Auch Berichtspflichten spielen eine Rolle. Größere Unternehmen müssen künftig regelmäßig Daten über ihre Gehaltsstrukturen veröffentlichen und mögliche Unterschiede zwischen verschiedenen Gruppen analysieren. Diese Maßnahmen zeigen deutlich, dass Gehaltstransparenz nicht nur ein kurzfristiger Trend ist, sondern ein struktureller Wandel im Arbeitsmarkt.
Für Unternehmen bedeutet das, dass sie ihre Vergütungsmodelle stärker standardisieren und nachvollziehbar dokumentieren müssen. Gleichzeitig bietet diese Entwicklung auch eine Chance für Organisationen, die transparent kommunizieren und klare Gehaltsstrukturen haben, sich als attraktive Arbeitgeber zu positionieren.
Positionieren Sie Ihr Unternehmen richtig im Wettbewerb um IT-Talente.
3) Wie Gehaltstransparenz das Recruiting verändert
Die Auswirkungen von Gehaltstransparenz zeigen sich besonders deutlich im Recruiting.
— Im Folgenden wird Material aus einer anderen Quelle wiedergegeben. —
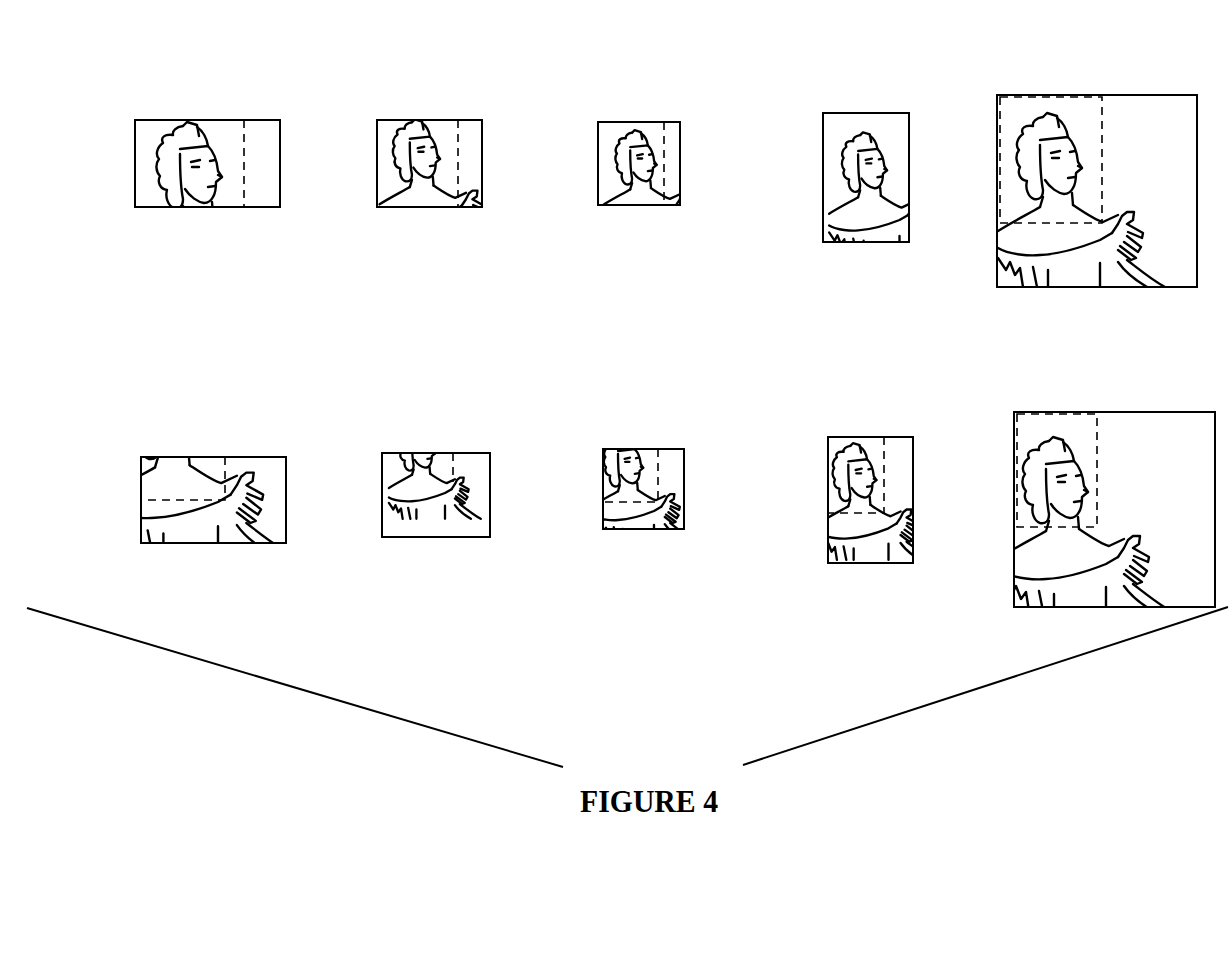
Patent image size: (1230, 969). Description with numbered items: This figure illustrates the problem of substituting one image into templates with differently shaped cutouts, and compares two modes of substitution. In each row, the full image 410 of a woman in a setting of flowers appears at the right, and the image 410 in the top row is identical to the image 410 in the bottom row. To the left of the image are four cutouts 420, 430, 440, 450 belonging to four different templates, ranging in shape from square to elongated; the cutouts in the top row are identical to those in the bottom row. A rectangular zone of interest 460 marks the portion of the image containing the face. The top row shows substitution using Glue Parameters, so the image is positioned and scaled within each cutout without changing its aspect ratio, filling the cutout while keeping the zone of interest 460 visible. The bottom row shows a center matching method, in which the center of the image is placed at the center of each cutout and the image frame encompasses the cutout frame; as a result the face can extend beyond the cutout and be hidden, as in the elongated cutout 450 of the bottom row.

Denn dort treffen zwei Perspektiven direkt aufeinander und zwar die Erwartungen der Kandidatinnen und Kandidaten auf der einen Seite und die Vergütungslogik von Unternehmen auf der anderen. Solange das Gehalt im Bewerbungsprozess nur vage oder sehr spät angesprochen wird, entsteht häufig ein Konflikt. Kandidatinnen und Kandidaten investieren Zeit in Gespräche, ohne zu wissen, ob die Position finanziell überhaupt zu ihrer Lebensrealität oder ihrem Marktwert passt. Unternehmen wiederum führen mehrere Gespräche und verlieren Talente möglicherweise erst im letzten Schritt, weil die Gehaltsvorstellungen auseinanderliegen. Genau an diesem Punkt verändert Gehaltstransparenz den Prozess grundlegend.
Wenn Gehaltsspannen bereits frühzeitig kommuniziert werden, entsteht von Anfang an mehr Klarheit. Bewerberinnen und Bewerber können schneller einschätzen, ob eine Stelle für sie relevant ist. Unternehmen erhalten im Gegenzug häufiger Bewerbungen von Personen, deren Erwartungen realistisch zum Personalbudget passen. Das kann den Recruiting-Prozess nicht nur effizienter, sondern auch qualitativ besser machen. Für Bewerbende ist Transparenz ein echter Gewinn, weil Entscheidungen schneller und fairer getroffen werden können. Gleichzeitig zwingt Transparenz Unternehmen dazu, ihre Vergütungslogik sauberer zu strukturieren. Gerade im IT-Recruiting ist dieser Punkt besonders relevant. Der IT-Arbeitsmarkt wird in vielen Bereichen stark von den Kandidatinnen und Kandidaten getrieben. Wer Entwicklerinnen und Entwickler, Cloud-Engineers, Data-Spezialistinnen und Spezialisten oder IT-Security-Expertinnen und Experten gewinnen möchte, konkurriert häufig mit mehreren anderen Arbeitgebern gleichzeitig. Kandidatinnen und Kandidaten vergleichen dabei nicht nur Aufgaben und Technologien, sondern auch Gehalt, Benefits, Flexibilität und Entwicklungsmöglichkeiten. Wenn ein Unternehmen hier unklar bleibt, verliert es schnell an Attraktivität. Hinzu kommt, dass sich IT-Gehälter häufig dynamischer entwickeln als in anderen Berufsfeldern. Neue Technologien, spezialisierte Skills und Marktverknappung können dazu führen, dass Gehaltsniveaus innerhalb relativ kurzer Zeit steigen. Transparenz schafft in diesem Umfeld Orientierung. Sie hilft Kandidatinnen und Kandidaten, ihre Optionen realistisch einzuordnen, und Unternehmen, ihre Position im Markt besser zu verstehen.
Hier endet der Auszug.